Web-wise, it’s old news already: Sterling Cooper Draper Pryce take on the Chevrolet XP-887 account, in the latest episode (last Sunday) of Mad Men. I don’t have cable (believe it or not), so it might be a while before I get to it on Netflix. But it’s an interesting choice, because the XP-887 campaign was undoubtedly the largest pre-introduction campaign ever undertaken by an automaker.
It’s 1968, and the chronology is right (of course): Chevrolet started a massive PR and advertising campaign to warm up the crowd for it’s new little car “that does everything well”, including rusting prematurely (among other tricks).
So this is the kind of stuff we were bombarded with for several years, starting in 1968 or 1969. GM was woefully behind the times in lacking a small car in the sixties, at a time when in California already on in four new cars sold were imports. So Don Draper will have to learn what “hypereutectic” means, along with a lot of other gibberish.

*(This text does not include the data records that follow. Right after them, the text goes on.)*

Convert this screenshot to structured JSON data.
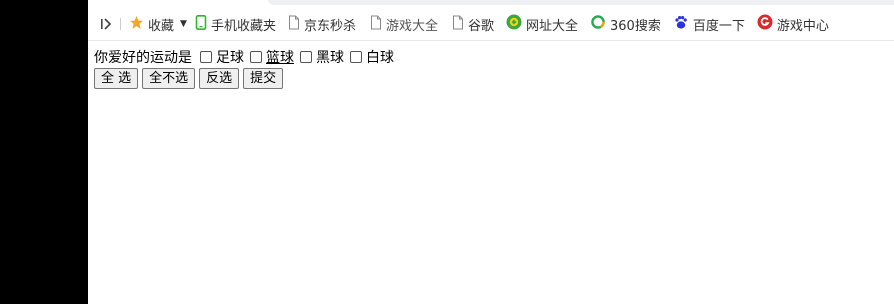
{
  "bookmarks": {
    "toggle_icon": "sidebar-toggle-icon",
    "favorites": {
      "label": "收藏",
      "icon": "star-icon",
      "color": "#f5a623"
    },
    "items": [
      {
        "label": "手机收藏夹",
        "icon": "phone-icon",
        "color": "#2eb82e"
      },
      {
        "label": "京东秒杀",
        "icon": "page-icon"
      },
      {
        "label": "游戏大全",
        "icon": "page-icon"
      },
      {
        "label": "谷歌",
        "icon": "page-icon"
      },
      {
        "label": "网址大全",
        "icon": "navigation-icon",
        "color": "#3aa83a"
      },
      {
        "label": "360搜索",
        "icon": "search-360-icon",
        "color": "#1fae4f"
      },
      {
        "label": "百度一下",
        "icon": "baidu-paw-icon",
        "color": "#2932e1"
      },
      {
        "label": "游戏中心",
        "icon": "game-center-icon",
        "color": "#d92b2b"
      }
    ]
  },
  "form": {
    "question": "你爱好的运动是",
    "options": [
      "足球",
      "篮球",
      "黑球",
      "白球"
    ],
    "buttons": [
      "全 选",
      "全不选",
      "反选",
      "提交"
    ]
  }
}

In addition to ads and the PR campaign, the XP-887 was of course the focus of intelligence gathering, like Jim Dunne’s “Detroit Report” in Pop Science. Here’s a snippet from 1969. Uh-oh; the Vega engine is only getting 12 to 15 mpg in testing, compared to the 24 to 28 of the similar-sized Opel 1900 engine? And why didn’t they just revise and build the Opel engine for the Vega?? As well as just the whole car?